Faced with that catch-22, I would use a workaround. I wouldn't shift any actual code around between files, but I'd put some of it in a function body so I could explicitly control when it evaluated:

#lang hypothetical-lang
; foo.rkt

(cyclic "foo.rkt" "bar.rkt")
(require (only-in "bar.rkt" bary private/fooy))
(provide private/make-fooy (rename-out [private/fooy fooy]))

; Instead of defining `fooy` here, we define a function
;
; We also provide `fooy` from this module, but the actual construction
; of `fooy`'s value happens in bar.rkt.
;
(define (private/make-fooy)
  (bary 2))
#lang hypothetical-lang
; bar.rkt

(cyclic "foo.rkt" "bar.rkt")
(require (only-in "foo.rkt" private/make-fooy))
(provide bary private/fooy)

(define baray (add1 fooy))
(define (bary x)
  (+ fooy 1))

; Now that `bary` has been defined, we construct the value of `fooy`.
(provide private/fooy (private/make-fooy))

This example shows an aspect of the design that I didn't originally dive into describing.

Using require to get things from cycle peers

A certain approach to declaring cyclic modules would just append all the files' syntax together and allow them to see each other's definitions.

But I think it's still good to keep dependencies explicit between files and allow each file to have its own unexported definitions that the others don't see. This would minimize the practical difference between files that are in a cycle and files that aren't, making it easier to refactor between them. So, in the above, I've used explicit requires and provides to communicate the private/make-fooy and private/fooy bindings between the foo and bar modules.

This means require would sometimes get things from another file in the same cycle, even though all such files' contents are compiled together in what's arguably a single module body. My approach to this would be to have each file's contents have a different scope in its set of scopes, and intra-cycle requires would somehow define variables with the current file's scope that were aliases for variables with other files' scopes. I'm not sure there's a really satisfying way to prevent files from requiring things that the other files don't actually provide, but we could take a #%top-like approach where, at the end of a module, if any intra-cycle require ended up not corresponding to an explicitly provided variable, there's a compile-time error.

(Perhaps another extension to the module system would allow bar.rkt to provide private/make-fooy in a way that only foo.rkt was allowed to require. But for this example, I've kept it relatively simple and used private/<...> as a naming convention to deter misuse.)

Cycles between submodules

Another slight quirk showing through in this example is that I changed this example to use files instead of (module ...) forms.
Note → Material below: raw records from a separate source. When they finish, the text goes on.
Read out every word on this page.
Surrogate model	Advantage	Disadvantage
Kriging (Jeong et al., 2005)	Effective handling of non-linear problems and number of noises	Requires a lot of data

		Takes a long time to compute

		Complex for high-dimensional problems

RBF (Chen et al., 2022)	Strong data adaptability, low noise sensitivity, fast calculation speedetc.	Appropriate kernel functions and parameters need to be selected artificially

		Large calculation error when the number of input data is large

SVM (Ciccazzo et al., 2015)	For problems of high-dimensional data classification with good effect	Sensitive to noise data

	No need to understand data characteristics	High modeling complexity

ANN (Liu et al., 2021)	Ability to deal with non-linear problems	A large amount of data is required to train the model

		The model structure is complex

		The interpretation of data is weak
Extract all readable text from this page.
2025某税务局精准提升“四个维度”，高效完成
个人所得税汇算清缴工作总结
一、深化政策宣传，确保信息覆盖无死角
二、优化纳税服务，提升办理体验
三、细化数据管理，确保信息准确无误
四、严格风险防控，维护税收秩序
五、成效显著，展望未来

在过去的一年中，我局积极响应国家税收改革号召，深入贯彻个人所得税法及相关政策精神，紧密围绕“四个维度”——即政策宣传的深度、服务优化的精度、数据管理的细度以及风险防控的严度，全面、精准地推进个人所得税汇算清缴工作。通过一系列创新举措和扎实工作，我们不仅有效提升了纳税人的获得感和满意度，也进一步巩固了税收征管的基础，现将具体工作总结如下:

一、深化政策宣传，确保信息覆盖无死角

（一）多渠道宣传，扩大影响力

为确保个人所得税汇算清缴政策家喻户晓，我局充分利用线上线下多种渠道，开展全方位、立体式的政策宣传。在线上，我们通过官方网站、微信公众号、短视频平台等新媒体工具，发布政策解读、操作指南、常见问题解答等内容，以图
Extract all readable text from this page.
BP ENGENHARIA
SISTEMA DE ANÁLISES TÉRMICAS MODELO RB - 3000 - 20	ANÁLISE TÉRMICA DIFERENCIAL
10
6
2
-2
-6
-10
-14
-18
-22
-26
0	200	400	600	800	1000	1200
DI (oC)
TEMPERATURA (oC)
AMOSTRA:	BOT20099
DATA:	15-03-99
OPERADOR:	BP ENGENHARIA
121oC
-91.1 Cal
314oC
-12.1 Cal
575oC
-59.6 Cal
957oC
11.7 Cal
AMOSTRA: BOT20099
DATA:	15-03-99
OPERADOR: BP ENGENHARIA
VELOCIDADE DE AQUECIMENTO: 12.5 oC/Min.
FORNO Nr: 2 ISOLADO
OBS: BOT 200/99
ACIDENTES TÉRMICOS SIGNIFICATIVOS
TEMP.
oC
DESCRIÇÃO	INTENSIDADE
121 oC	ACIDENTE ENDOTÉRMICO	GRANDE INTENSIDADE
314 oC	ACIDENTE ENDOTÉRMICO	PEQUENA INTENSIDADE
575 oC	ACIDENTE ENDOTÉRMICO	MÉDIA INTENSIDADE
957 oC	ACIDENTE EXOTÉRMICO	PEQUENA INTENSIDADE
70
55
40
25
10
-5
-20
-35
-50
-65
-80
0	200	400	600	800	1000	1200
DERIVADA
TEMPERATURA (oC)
I just hadn't considered cycles between things other than files yet, and they're a little awkward: The host depends on all the guests, and since Racket compiles submodules from first to last, I think the host needs to be the one that's declared last.

I suppose that suggests I made the wrong choice to have the host of cyclic { A; B; C; D; E } be the first module, A. Perhaps it should instead be the last module, E, so that submodules can be written in the same order they're listed in their cycle declarations. (I'd also be happy with an approach where the host is explicitly labeled as such in the declaration.)